笑声中,我只感觉屈辱,我不明白为什么我的妈妈会是这个样子,为什么她不论走到哪里,都会是大家茶余饭后的笑柄。我努力学习,努力工作,我喜欢被人重视,被人尊重的感觉!可是我的妈妈!我的亲生妈妈!为什么她的行为模式会让我感到如此的屈辱!不禁回忆起我们这些年的相处,不!不是相处,我们之间除了恶语相向的争吵,就是形同于陌路人的冷漠。我甚至不想让任何人知道她是我的妈妈,每次在路上偶遇她都不会和她打招呼,如果身边有朋友,我更是害怕被朋友看见,总想离她远远的。她回来告诉阿婆后,我都会被很严厉的斥责。
在我的心里,自然知道狗不嫌母丑,子不嫌母贫的道理,但是我就是没办法在公开场合喊她一声妈妈,慢慢的,我甚至在任何场合都不能喊出这个称呼。而此刻,面对阿婆准备的年夜饭,我又想起小时候那一段不愿被想起的记忆。

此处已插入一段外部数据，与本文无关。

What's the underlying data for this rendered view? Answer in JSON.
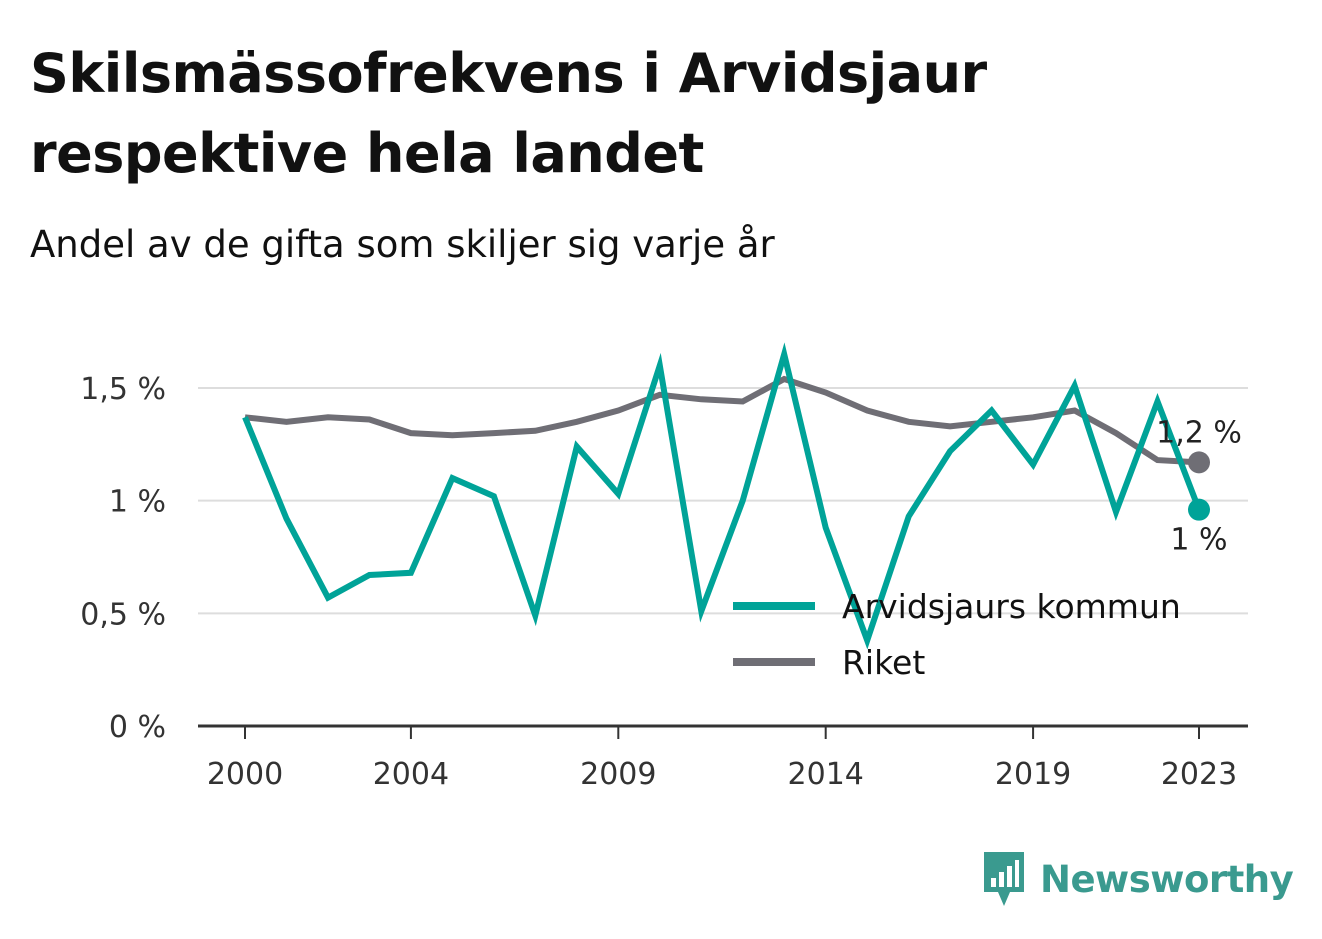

阿婆有一年不知道为什么突然回了老家上海,她肯定是因为我太粘她,所以才没有提前告诉我便偷偷走了,我顺理成章的被我妈照顾,那段时间是我最最痛苦的回忆。小学的学业并没有多么紧迫,我回到家后看不到阿婆就会难过的偷偷哭泣,而中午和下午放学后再也吃不到阿婆准备的饭菜,即使是泡饭剩菜也吃不到,那时候真的很饿,饿的上课没办法听懂老师的讲课,饿到连哭的时候脑子里面都是荷包蛋和红烧肉,没有体会过挨饿的伙伴,你们不知道那是一种什么滋味,直到现在,我每次吃饭都要吃到饱,什么少吃多餐根本做不到,可能就是童年时候被饿怕了才养成的习惯。老妈看出了我的饥饿,我的肚子不停的发出响声来抗议,持续了有两天,我一口馒头都没有吃过,不过她虽然心疼,却根本不会拿出钱来给我买个饼子或者包子,她不会做饭,或者因为做饭要用水,用油,用燃气,所以她宁可选择饿着,她是饿惯了了的,但是对于我来说,挨饿真的很难受。每天早上到了学校看见同学们吃着饼子,喝着牛奶,我就会闭上眼睛,把这些吃东西的场景想象成我自己:“七七,你不饿,你正在吃夹菜饼,肉夹馍,好大块的瘦肉,好大块的馒头,吃的太干了,还有牛奶喝。”别说!这种自我催眠真的很管用!我那几天就是靠着这种催眠存活下来的!放学回到阿婆家,依旧没有她的身影,眼泪每天准时准点的来报道,泪眼朦胧的时候,我的面前居然出现了猪蹄子!猪肘子!